Spotlight: ARTS.BLACK

This summer, Daily Serving is shining a light on some of the many arts publications that we respect, and this week we’re devoting our attention to ARTS.BLACK. “En Plein Air: A Collaboration between Jacolby Satterwhite and Trina” is the final selection from co-editors Taylor Renee and Jessica Lynne, who write, “At ARTS.BLACK, we have a deep love for the Miami rapper Trina. After learning that she had partnered with another artist we love, Jacolby Satterwhite, to produce a short video installation, we flew from Detroit and Brooklyn for a trip that lasted less than twenty-four hours just to see the two perform together at the Perez Art Museum. Unfortunately, Satterwhite was unable to make the performance, but Trina was nothing short of stellar.” This article was originally published on May 12, 2015.

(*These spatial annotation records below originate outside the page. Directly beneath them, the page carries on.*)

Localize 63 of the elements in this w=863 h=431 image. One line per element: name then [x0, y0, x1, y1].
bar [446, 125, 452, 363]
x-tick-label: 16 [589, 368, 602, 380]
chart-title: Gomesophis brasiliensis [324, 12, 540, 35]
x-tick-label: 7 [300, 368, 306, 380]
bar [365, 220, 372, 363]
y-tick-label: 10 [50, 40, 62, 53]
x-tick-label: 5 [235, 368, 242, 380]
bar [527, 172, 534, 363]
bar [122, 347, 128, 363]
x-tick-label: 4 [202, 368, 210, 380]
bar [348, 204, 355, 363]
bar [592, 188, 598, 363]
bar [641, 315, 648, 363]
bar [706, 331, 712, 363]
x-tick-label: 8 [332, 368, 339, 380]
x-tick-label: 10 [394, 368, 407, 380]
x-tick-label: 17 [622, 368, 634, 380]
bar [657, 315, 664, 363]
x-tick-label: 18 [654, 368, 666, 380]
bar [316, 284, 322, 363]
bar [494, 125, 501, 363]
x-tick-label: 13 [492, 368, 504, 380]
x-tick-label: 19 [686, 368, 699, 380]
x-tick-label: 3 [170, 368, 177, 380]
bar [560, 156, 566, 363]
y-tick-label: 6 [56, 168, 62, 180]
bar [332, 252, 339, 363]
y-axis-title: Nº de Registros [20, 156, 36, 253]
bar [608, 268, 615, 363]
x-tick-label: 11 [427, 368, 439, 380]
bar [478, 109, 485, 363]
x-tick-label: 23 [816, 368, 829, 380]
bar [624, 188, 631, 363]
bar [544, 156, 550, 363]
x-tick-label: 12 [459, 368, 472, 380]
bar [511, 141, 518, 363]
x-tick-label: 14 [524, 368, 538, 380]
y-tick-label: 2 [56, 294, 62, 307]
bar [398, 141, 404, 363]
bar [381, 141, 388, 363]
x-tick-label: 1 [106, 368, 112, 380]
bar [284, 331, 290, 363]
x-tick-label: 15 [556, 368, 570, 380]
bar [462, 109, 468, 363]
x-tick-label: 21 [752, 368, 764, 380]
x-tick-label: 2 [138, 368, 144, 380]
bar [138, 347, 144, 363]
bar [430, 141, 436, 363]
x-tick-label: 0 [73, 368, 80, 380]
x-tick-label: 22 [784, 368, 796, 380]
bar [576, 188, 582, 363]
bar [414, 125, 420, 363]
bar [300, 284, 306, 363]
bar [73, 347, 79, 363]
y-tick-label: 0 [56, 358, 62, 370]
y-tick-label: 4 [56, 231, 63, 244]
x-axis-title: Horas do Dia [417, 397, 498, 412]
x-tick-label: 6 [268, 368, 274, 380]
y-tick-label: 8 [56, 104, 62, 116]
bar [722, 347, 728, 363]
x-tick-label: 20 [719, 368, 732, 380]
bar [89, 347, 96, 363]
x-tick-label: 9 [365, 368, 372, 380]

N PLEIN AIR VASSALAGE, 2015, COURTESY OF OH WOW GALLERY

Jacolby Satterwhite. En Plein Air Vassalage, 2015. Courtesy of Oh Wow Gallery.

On April 30th, the Perez Art Museum Miami (PAMM) debuted a video installation by artist Jacolby Satterwhite which featured Miami-bred rapper Trina. The film was followed with a short performance by the Diamond Princess herself, who performed hits like “The Baddest Bitch,” “Pull Over,” and “Look Back at It.” The collaborative performance is a part of the PAMM’s WAVES initiative, a series of commissioned collaborative performances among a range of interdisciplinary artists. The performance, entitled “En Plein Air,” took place in PAMM Beach, situated in the museum’s outdoor space along Biscayne Bay.

“..WATCH ME BUILD A TREE HOUSE..” a lyric rapped by Trina in her 2013 collaboration with Lil Wayne entitled “Wowzers,” echoed through the speakers. Trina’s lyrics continued: “DICK LIKE A TREE,” playing simultaneously along with the video. The sounds provided by DJ Total Freedom included some of Trina’s most provocative euphemisms chopped and slightly screwed melodically over gigantic bass-bound instrumentals.Trina’s voice was then matched with a visual avatar of the Miami-based rapper created by Satterwhite.